An der Fassade des Kultur- und Kongresszentrums flattern im Wind zwei Banner mit dem Bild Teodor Currentzis’. Das schwarz-weiße Konterfei des griechisch-russischen Dirigenten kündet nicht nur von der ersten internationalen Residenz seines Orchesters – es passt auch zum Wetter. Über dem Vierwaldstättersee in Luzern hängen dunkle Wolken ...

Kurz nach 20 Uhr betritt dann ein Akkordeonist das Podium eines abgedunkelten Saals, dem der musicAeterna-Chor samt Dirigent folgen. Aufgeführt wird Tristia, eine Choroper von Philippe Hersant, die Currentzis in Auftrag gab. Hersant hat 33 Gedichte französischer und russischer Gefangener vertont, seine Musik entfaltet mit ihrer Symbiose aus orthodoxen Gesängen, archaischen Melodien und sakralen Elementen eine berauschende Sogwirkung.

Einen Kreis bilden

Begleitet wird der Chor von 15 einander abwechselnden Soloinstrumenten. Mal erklingt eine filigrane Streichermelodie, mal ein derbes Trinklied, dann ein kaputter Walzer. Auf der in Dunkelheit gehüllten Bühne sind Chor und Dirigent – alle schwarz gekleidet – in ständiger Bewegung. Sie bilden einen Kreis, der sich öffnet und schließt. Sie marschieren, laufen, zischen, schreien, flüstern zu den rhythmischen Impulsen der Partitur. Currentzis fungiert dabei – mit seinen tanzenden Armen und den energisch wirkenden Gesten – als Zeremonienmeister.

In der anschließenden Podiumsdiskussion erklärt er, "dass wir Dunkelheit und Zwielicht brauchen, um zu uns selbst zu finden". Er spricht vom heiligen Akt der Musik, dem Gefängnis in uns allen, von Mystik und Spiritualität. Danach scharen sich Fans um ihn, zücken Handys und schießen Selfies, was Currentzis milde lächeln lässt, bevor er nach wenigen Minuten entschwindet. Der Trubel behagt ihm nicht ...

Lass sie kommen!

Am zweiten Tag der Residenz ist der Saal bereits zu Mittag gut gefüllt. Gekommen sind Studierende der Luzerner Musikhochschule, um zu erleben, wie Currentzis Mahlers Fünfte mit zwei Nachwuchsdirigenten erarbeitet.

Currentzis, in schwarzen Röhrenjeans, T-Shirt und Lederschuhen mit roten Schnürsenkeln, animiert die jungen Dirigenten, selbstbewusster mit Partitur und Orchester umzugehen. "Lass die Musiker auf dich zukommen! Mach es ihnen nicht zu leicht, und vergiss das Formale! Zeig ihnen stattdessen, was nicht in der Partitur geschrieben steht!" Um zu demonstrieren, wie das geht, stellt sich Currentzis mit dem Rücken zum Orchester, hält beide Arme ausgestreckt, knetet und modelliert den Klang mit den Fingerspitzen. "Stell dir vor, du willst jemanden umarmen und keiner ist da – so muss es klingen!"

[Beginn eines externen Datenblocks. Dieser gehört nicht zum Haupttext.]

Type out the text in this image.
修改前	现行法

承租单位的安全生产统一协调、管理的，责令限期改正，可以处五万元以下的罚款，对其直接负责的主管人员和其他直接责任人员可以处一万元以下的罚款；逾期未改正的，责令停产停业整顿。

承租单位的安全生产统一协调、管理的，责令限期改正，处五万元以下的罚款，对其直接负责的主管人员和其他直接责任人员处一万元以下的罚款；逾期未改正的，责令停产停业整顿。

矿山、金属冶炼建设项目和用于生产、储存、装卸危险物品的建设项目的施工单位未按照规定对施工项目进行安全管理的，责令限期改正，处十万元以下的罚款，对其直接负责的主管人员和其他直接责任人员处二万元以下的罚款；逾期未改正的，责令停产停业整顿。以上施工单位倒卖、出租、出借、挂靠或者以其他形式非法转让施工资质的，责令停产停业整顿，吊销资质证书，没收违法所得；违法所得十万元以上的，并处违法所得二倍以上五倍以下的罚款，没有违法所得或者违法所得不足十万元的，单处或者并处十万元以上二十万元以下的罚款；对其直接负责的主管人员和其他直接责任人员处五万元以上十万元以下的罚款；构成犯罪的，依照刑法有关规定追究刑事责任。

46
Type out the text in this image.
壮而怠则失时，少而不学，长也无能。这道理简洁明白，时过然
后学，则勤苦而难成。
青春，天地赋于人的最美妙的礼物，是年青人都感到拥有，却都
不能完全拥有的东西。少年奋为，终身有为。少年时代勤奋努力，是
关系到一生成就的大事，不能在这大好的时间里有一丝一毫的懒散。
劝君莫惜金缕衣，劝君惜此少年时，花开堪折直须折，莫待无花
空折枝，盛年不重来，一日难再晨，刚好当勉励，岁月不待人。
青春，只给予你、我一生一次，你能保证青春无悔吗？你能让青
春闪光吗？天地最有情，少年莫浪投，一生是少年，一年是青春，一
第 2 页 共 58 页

Traum vom eigenen Klangkörper

Wie aber gelingt ihm dieses präzise, symbiotische Zusammenspiel mit seinem Orchester? Nun, 2004 erfüllte sich Currentzis den Traum vom eigenen Klangkörper. In Nowosibirsk, wo er am Opernhaus Chefdirigent war, castete er Talente an russischen Konservatorien und gründete mit ihnen musicAeterna. 2011 zog man dann nach Perm.

Inzwischen ist das Orchester aber in Sankt Petersburg stationiert – nur das Diaghilew-Festival wird noch in Perm durchgeführt. 2018 wurde Currentzis schließlich auch Chefdirigent des SWR-Symphonieorchesters. "In Perm hatte die Außenwelt für mich aufgehört zu existieren", erinnert sich Flötistin Laura Pou, die mit 20 aus Barcelona nach Sibirien kam. "Jeder hatte sich Teodor und dem Orchester verschrieben. Wir haben gemeinsam gegessen, Fußball gespielt, diskutiert und bis spät in die Nacht Musik gemacht."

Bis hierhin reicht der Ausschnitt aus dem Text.